Una activista tuvo que recibir asistencia psicológica y psiquiátrica porque grupos extremistas la acosaron en sus redes sociales, le enviaron mensajes de odio y sacaron a relucir información privada de su familia. Ahora debe lidiar con un trastorno de ansiedad.
A otra activista le dijeron que recibiría golpizas y violaciones. Lógicamente, las amenazas tuvieron un gran impacto en su vida. Se vio obligada a tomar medidas de seguridad como cambiar sus rutas habituales.
En el informe “La Situación de los Derechos Humanos. Discursos y acciones que niegan derechos”, del Centro Montalvo (en el que trabajé junto con el equipo de la institución) se resalta que el odio ya no se queda solo en palabras.
Los fanáticos han dado un paso más y han agredido a migrantes y a gente de la comunidad LGBTQ y a defensores de sus derechos. Otros grupos, como las mujeres, las feministas, los colectivos culturales que trabajan con manifestaciones relacionadas con la afrodescendencia también reciben insultos y palabras de odio.
Estos discursos y acciones no solo dañan la salud física y mental de individuos y de diversos grupos, también lastiman el tejido social, dificultan la vida en comunidad y crean un ambiente de crispación. ¿Queremos vivir así?
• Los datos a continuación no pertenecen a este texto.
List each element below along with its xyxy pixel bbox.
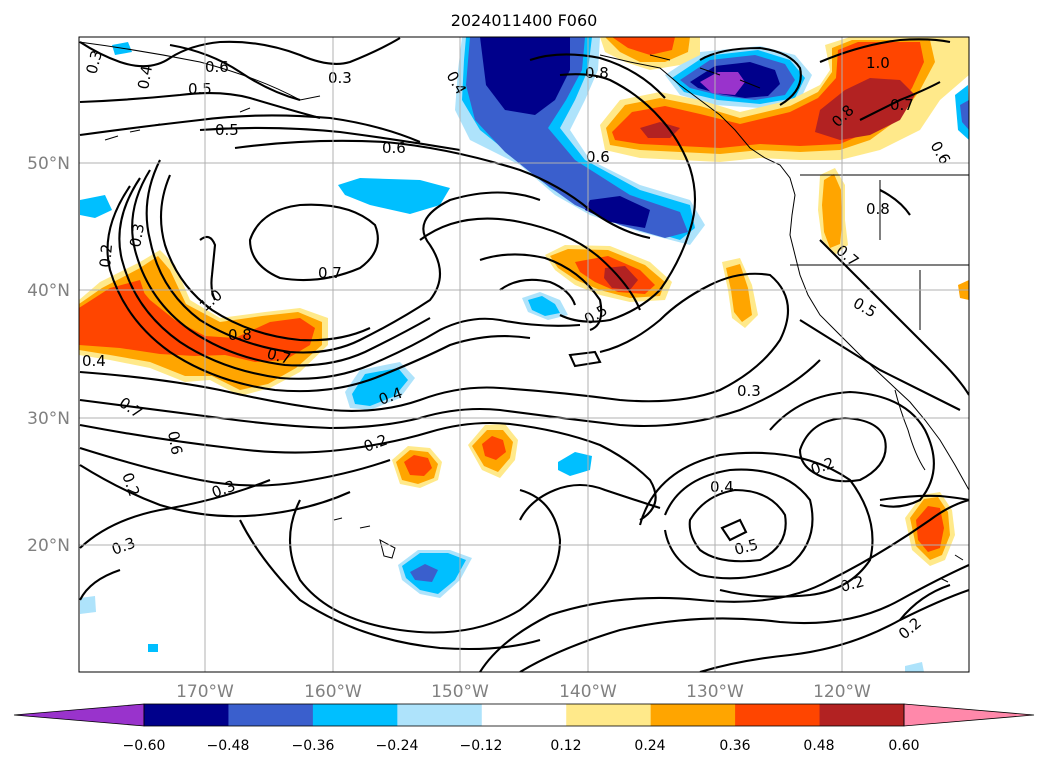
colorbar-bin xyxy=(144,704,229,726)
colorbar-bin xyxy=(819,704,905,726)
pos-region-center xyxy=(545,245,672,302)
map-panel: 0.3 0.4 0.6 0.5 0.3 0.5 0.4 0.8 1.0 0.7 … xyxy=(79,37,969,672)
lon-label: 120°W xyxy=(813,682,871,702)
contour-label: 0.4 xyxy=(134,64,156,91)
contour-label: 0.2 xyxy=(838,572,866,596)
neg-region-bc xyxy=(665,46,812,108)
colorbar-tick-label: 0.24 xyxy=(634,738,665,754)
colorbar-bin xyxy=(650,704,736,726)
lon-label: 160°W xyxy=(304,682,362,702)
colorbar-bin xyxy=(735,704,821,726)
latitude-labels: 50°N 40°N 30°N 20°N xyxy=(27,154,70,556)
lat-label: 20°N xyxy=(27,536,70,556)
contour-label: 0.7 xyxy=(265,344,293,368)
map-title: 2024011400 F060 xyxy=(451,11,598,30)
contour-label: 0.5 xyxy=(188,80,212,98)
contours-layer xyxy=(79,37,969,672)
colorbar-tick-label: −0.36 xyxy=(292,738,335,754)
colorbar-tick-label: 0.12 xyxy=(550,738,581,754)
contour-label: 0.5 xyxy=(215,121,239,139)
lat-label: 30°N xyxy=(27,409,70,429)
colorbar-bin xyxy=(566,704,652,726)
colorbar-tick-label: −0.60 xyxy=(123,738,166,754)
lat-label: 50°N xyxy=(27,154,70,174)
colorbar-tick-label: −0.12 xyxy=(460,738,503,754)
contour-label: 0.8 xyxy=(866,200,890,218)
contour-label: 0.8 xyxy=(228,326,252,344)
colorbar-tick-label: −0.48 xyxy=(207,738,250,754)
colorbar-tick-label: −0.24 xyxy=(376,738,419,754)
coastlines-layer xyxy=(79,41,969,583)
lon-label: 150°W xyxy=(431,682,489,702)
contour-label: 0.5 xyxy=(732,535,760,559)
contour-label: 0.3 xyxy=(126,222,148,249)
colorbar-tick-label: 0.60 xyxy=(888,738,919,754)
contour-label: 0.6 xyxy=(205,58,229,76)
colorbar xyxy=(13,703,1035,727)
contour-label: 0.3 xyxy=(328,69,352,87)
colorbar-tick-label: 0.48 xyxy=(803,738,834,754)
contour-label: 0.6 xyxy=(164,430,186,457)
contour-label: 0.7 xyxy=(318,264,342,282)
lat-label: 40°N xyxy=(27,281,70,301)
lon-label: 170°W xyxy=(176,682,234,702)
colorbar-extend-high xyxy=(903,703,1035,727)
graticule xyxy=(79,37,969,672)
colorbar-bin xyxy=(228,704,314,726)
map-frame xyxy=(78,36,970,673)
contour-label: 0.8 xyxy=(585,64,609,82)
contour-label: 0.7 xyxy=(890,96,914,114)
contour-label: 1.0 xyxy=(866,54,890,72)
colorbar-bin xyxy=(397,704,483,726)
lon-label: 140°W xyxy=(559,682,617,702)
colorbar-tick-label: 0.36 xyxy=(719,738,750,754)
contour-label: 0.3 xyxy=(737,382,761,400)
longitude-labels: 170°W 160°W 150°W 140°W 130°W 120°W xyxy=(176,682,871,702)
contour-label: 0.6 xyxy=(586,148,610,166)
colorbar-bin xyxy=(481,704,567,726)
lon-label: 130°W xyxy=(686,682,744,702)
contour-label: 0.2 xyxy=(96,243,116,268)
contour-label: 0.4 xyxy=(82,352,106,370)
colorbar-frame xyxy=(143,703,905,727)
colorbar-extend-low xyxy=(13,703,145,727)
colorbar-labels: −0.60 −0.48 −0.36 −0.24 −0.12 0.12 0.24 … xyxy=(123,738,920,754)
colorbar-bin xyxy=(312,704,398,726)
pos-region-north xyxy=(600,37,969,162)
contour-label: 0.6 xyxy=(382,139,406,157)
contour-label: 0.4 xyxy=(710,478,734,496)
contour-label: 0.3 xyxy=(82,48,106,76)
neg-region-misc xyxy=(80,42,969,672)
Como era de esperarse y ya se había advertido, la impunidad con la que se le ha permitido actuar a estos grupos extremistas, los envalentonó para amenazar y tratar de intimidar a cada vez más personas. Ahora los intentos de intimidación empiezan a tocar la puerta de medios de comunicación tan bien establecidos como Diario Libre, no solo a periodistas de manera individual.
Si renunciamos a las músicas, los bailes, las maneras de hablar, cocinar, resistir la opresión y vincularnos que nos dejaron el cimarronaje y la herencia africana, perderemos la dominicanidad que tanto dice defender gente que utiliza la violencia como argumento.
¿Qué más tiene que pasar para que las autoridades utilicen mecanismos democráticos e institucionales para frenar a gente que claramente pone en peligro la convivencia pacífica y violenta la ley?
Y no se trata solo de fomentar acciones punitivas. El hecho de que un grupo de fanáticos, aunque sea pequeño, de distintas partes del país, se presten a realizar o a apoyar llamados a la violencia, a sacar a gente de la comunidad LGBTQI del espacio público, y a rechazar manifestaciones culturales relacionadas con la afrodominicanidad, debe hacernos reflexionar.
El rechazo a una parte central de nuestra cultura nos indica los niveles de enajenación e ignorancia a los que han llegado ciertos grupos. Si renunciamos a las músicas, los bailes, las maneras de hablar, cocinar, resistir la opresión y vincularnos que nos dejaron el cimarronaje y la herencia africana, perderemos la dominicanidad que tanto dice defender gente que utiliza la violencia como argumento. Por fortuna, la cultura no es algo que un pajarito pueda quitarnos en la noche mientras dormimos. A pesar de nosotros mismos, estas manifestaciones se quedarán entre nosotras y nosotros y mutarán con los cambios sociales.
Se necesitan acciones educativas desde distintos espacios: medios de comunicación, organizaciones sociales, escuelas y universidades públicas y privadas para promover los derechos humanos, y los mecanismos de convivencia pacífica en una sociedad plural. Las personas podemos reflexionar, modificar creencias y aprender a dialogar. Hasta los más fanatizados pueden salir de su burbuja: la educación y la ayuda profesional ha logrado salvar hasta a gente que formaba parte de sectas peligrosas.
No tenemos que pensar de la misma forma. Pero debemos debatir y dialogar sin que nadie sienta que no puede ir, de forma segura, al parque Duarte de la zona colonial o a cualquier otro espacio de la ciudad o del país.
Y, por supuesto, nadie tiene derecho a propiciar, con mentiras, noticias falsas y discursos estigmatizantes, un ambiente de desprecio, miedo y deshumanización contra ningún colectivo.
Ya sabemos a donde nos puede llevar una narrativa de miedo, odio o de deshumanización contra un grupo. La historia está ahí. Quizás antes de cada “noche de los cristales rotos”, antes de cada día de machetes desenfrenados hubo un momento o varios en el que mucha gente pudo hacer algo para detener la tragedia sin asumir grandes riesgos. Y mucha gente no hizo nada porque minimizó el alcance del problema, tuvo miedo de ser llamada traidora o era más cómodo actuar desde una falsa imparcialidad, con discursos sobre una paz que se asienta en dinamita.
No hay paz sin ciertos niveles de justicia y no hay paz sin normas básicas de convivencia. El momento de fomentar y mantener la paz es ahora, con la ley en una mano, y la educación y la creación de espacios de convivencia en la otra. Después de nada servirán las lágrimas de cocodrilo.